Shortly after he resigned as managing director of PMI in April 2011, MacQuarrie wrapped up a purchase agreement for a 22-sq.-km slice of land called the Fahiakoba concession along the Ashanti-Ayanfuri gold trend in central Ghana.
Fahiakoba is an interesting piece of mineral real estate, with Perseus Mining’s (PRU-T) multi-million ounce Edikan gold project lying 6 km southwest and AngloGold Ashanti’s (AU-N) long-running Obuasi gold mine sitting 22 km to the northeast. Under the agreement Asante paid US$52,000 and agreed to spend US$1 million in exploration over a five-year term subject to a 3% net smelter return royalty (NSR).
Though surface mining of buried channels along the nearby Ofin River is ongoing, no modern exploration techniques have been attempted at Fahiakoba. Since at least 70% of the property is covered by transported alluvial material, Asante relied on two helicopter-flown geophysical surveys to outline structural trends and conductive zones — a strategy that has a history of success in Ghana.
The company found roughly 20 km of favorable shear zones along its concession, and began wide-spaced scout drilling in early 2012. Asante also punched 399 shallow auger holes to test saprolite for gold mineralization under river gravel and alluvium cover. Results from a maiden diamond drill program were released in June, with 3 of 14 holes hitting narrow zones of gold mineralization.
Drilling was highlighted by hole 12-5, which cut 0.5 metre grading 289 grams gold at 200 metres depth; and hole 12-3 with an intercept of 1 metre averaging 7.34 grams gold from 41 metres depth.
“The initial drill results have confirmed that the Akropong and Edikan shear zones locally contain anomalous to highly-anomalous gold mineralization where they cross our Fahiakoba concession,” MacQuarrie said following the release, explaining that Asante was looking at acquisitions to augment its presence in Ghana. “The positive early results from the drilling, auger soil sampling and ground geophysical programs suggest that numerous high priority drill targets will be outlined.”
Asante kicked off a second drill program at six gold targets on the northeastern section of its property in mid-September. These targets have strike lengths of between 200 metres and 600 metres and are “co-incident with structural ‘breaks’ that have been interpreted from airborne and ground geophysical surveys.” The company expects to complete an additional 12 holes over 2,500 metres during its second round of drilling, with results scheduled for release this quarter.
MacQuarrie’s ties to PMI will continue under a royalty relationship that could provide Asante with reliable cash flows to fuel exploration. The company arranged to buy a 1% NSR at Obotan for $22.5 million in mid-November in an all-stock transaction that will see Asante issue 45 million shares valued at 50¢ — both the Fahiakoba acquisition and royalty deal were completed with Ghana-registered Goknet Mining, where MacQuarrie is managing director.
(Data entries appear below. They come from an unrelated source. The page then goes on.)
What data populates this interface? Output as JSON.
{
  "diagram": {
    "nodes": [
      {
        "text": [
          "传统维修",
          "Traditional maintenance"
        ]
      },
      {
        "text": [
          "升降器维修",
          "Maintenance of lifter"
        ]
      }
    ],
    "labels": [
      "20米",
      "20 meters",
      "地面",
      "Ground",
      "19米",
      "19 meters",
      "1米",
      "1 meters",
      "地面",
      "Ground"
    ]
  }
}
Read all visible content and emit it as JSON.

Asante hopes its NSR at Obotan could generate as much as US$3.7 million in annual revenue, assuming the operation meets its production estimates of 220,000 oz. of gold per year and spot gold prices remain around the US$1,700-per- oz. level.
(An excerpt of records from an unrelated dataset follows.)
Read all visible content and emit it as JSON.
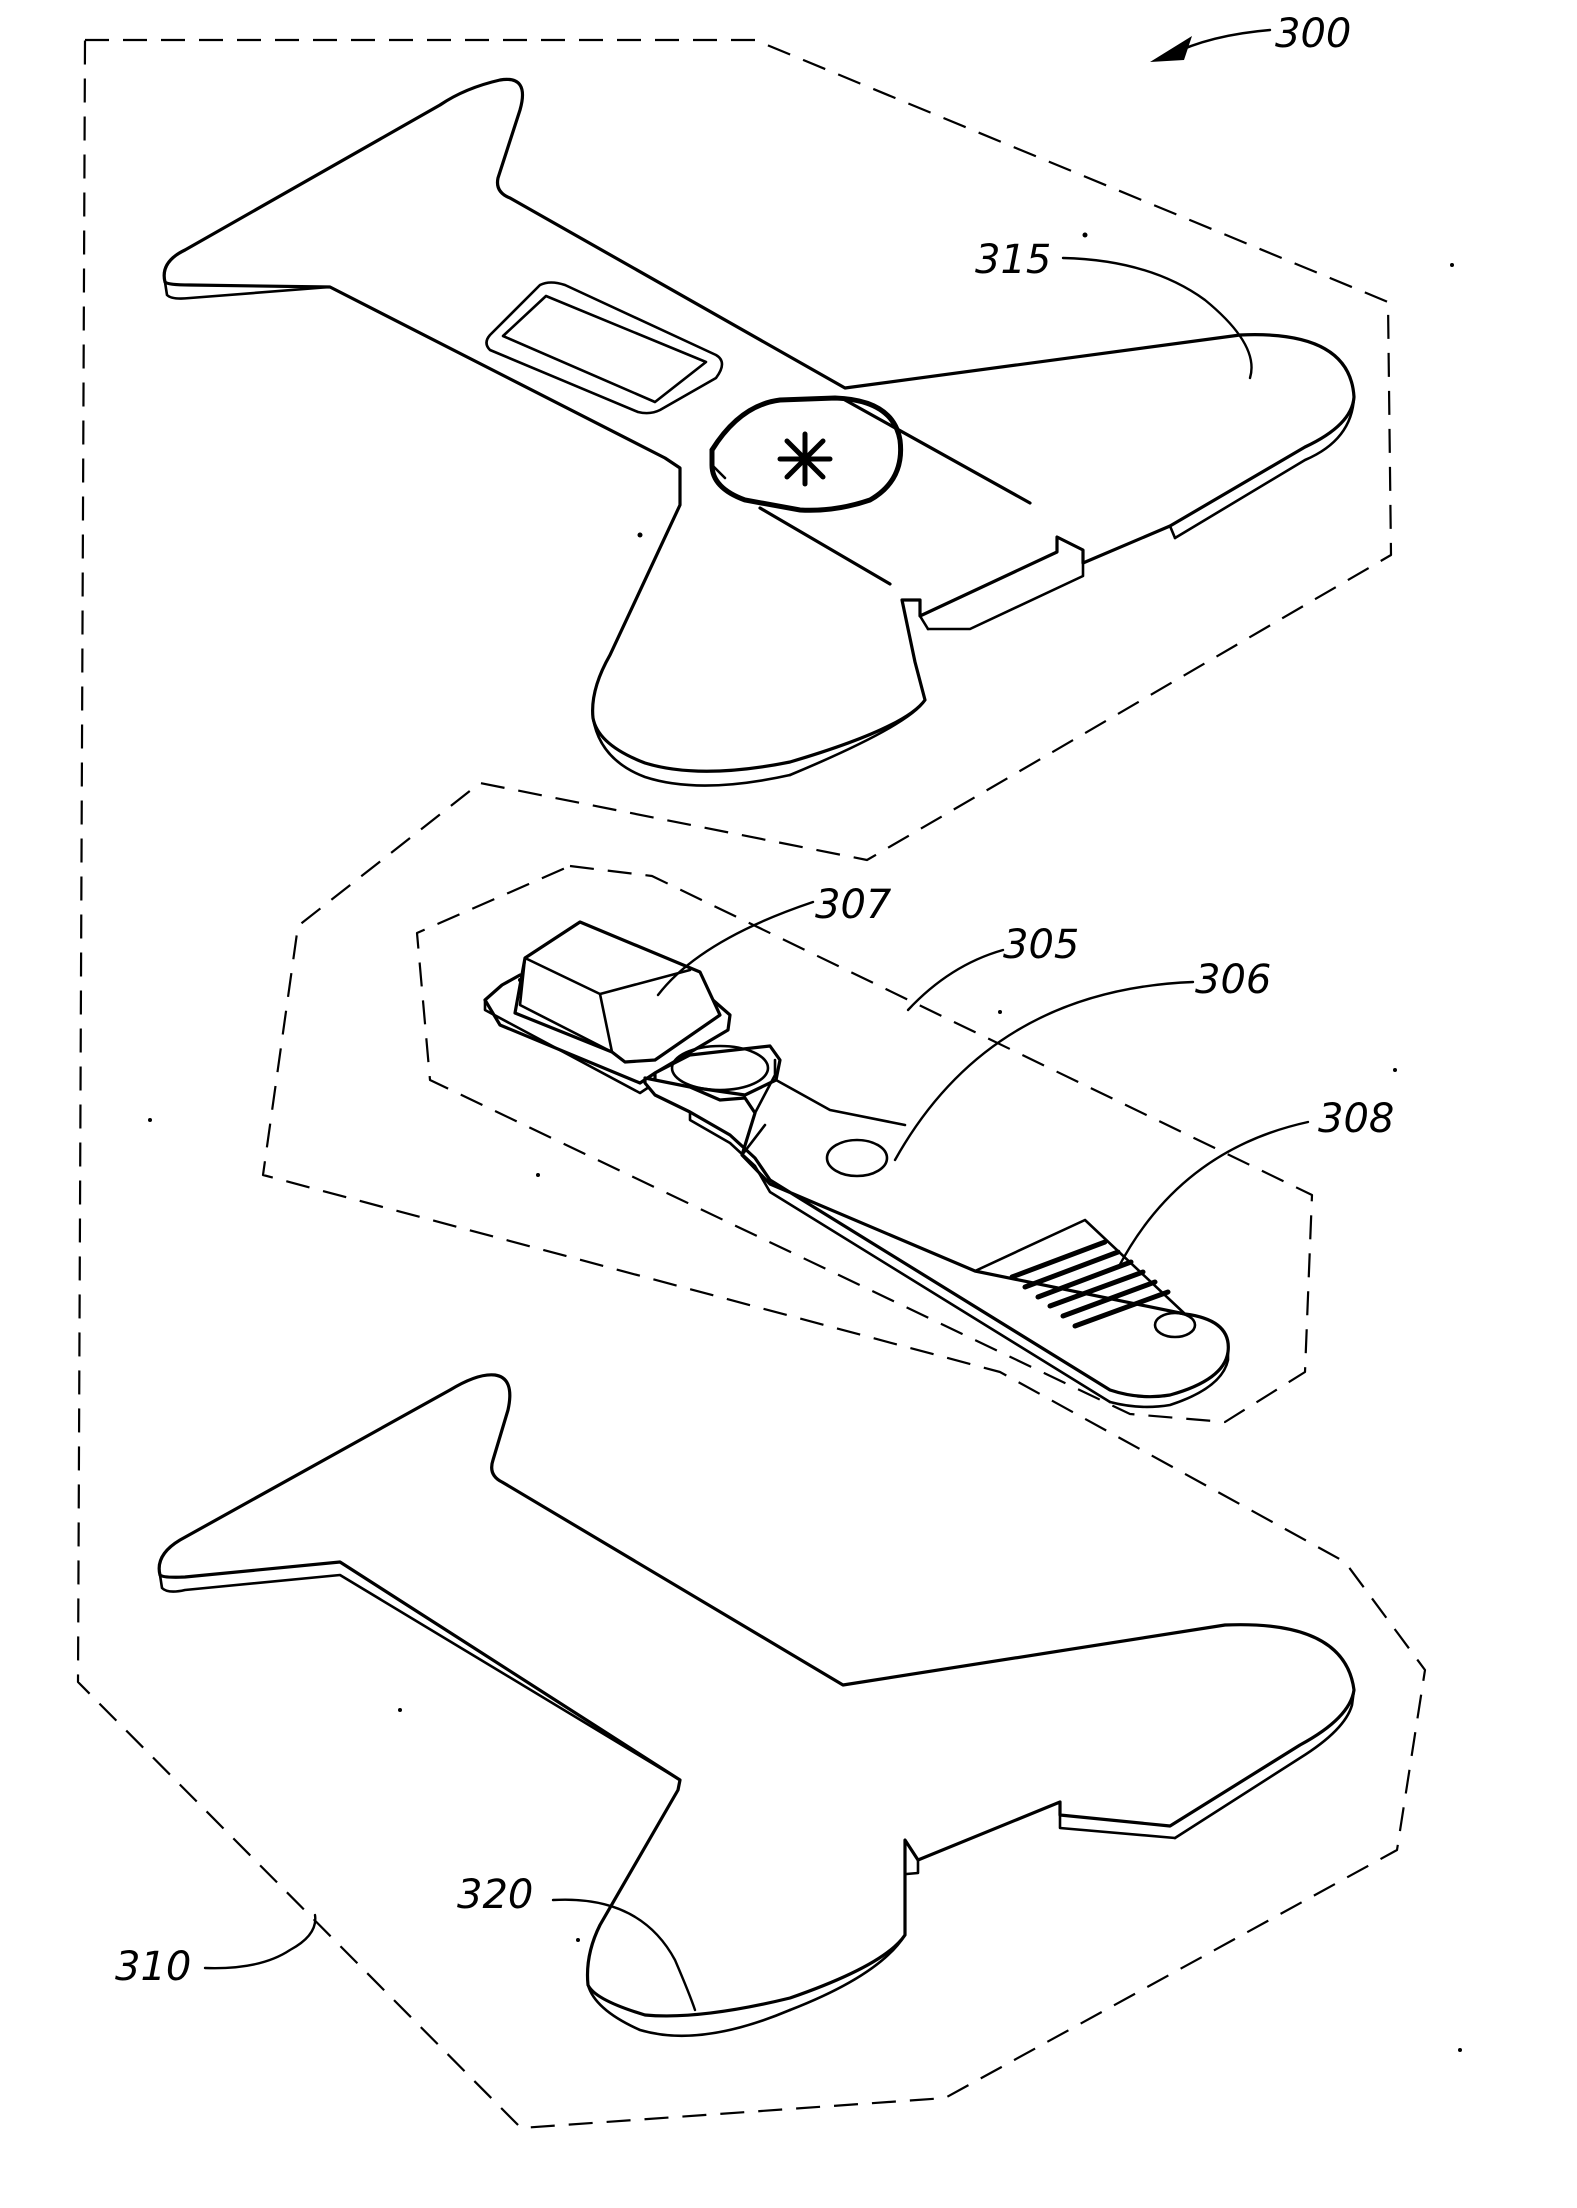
{
  "labels": {
    "assembly": "300",
    "cover_layer": "315",
    "sensor_assembly": "305",
    "sensor_housing": "307",
    "sensing_region": "306",
    "contacts": "308",
    "outer_boundary": "310",
    "base_layer": "320"
  },
  "colors": {
    "line": "#000000",
    "background": "#ffffff"
  }
}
The company maintains a tight equity structure with 20 million shares outstanding and 32% insider ownership. That could change, however, with Asante’s fully-diluted position potentially jumping to 77 million shares outstanding following the royalty acquisition and pending warrant exercises at 34.7¢ per share.
Asante has traded within a 52-week range of 15¢ and 65¢ and maintains a $4.8 million market capitalization at the time of writing. The company has trended within a tighter 20¢ to 30¢ range to start 2013, and closed at 24¢ per share at press time.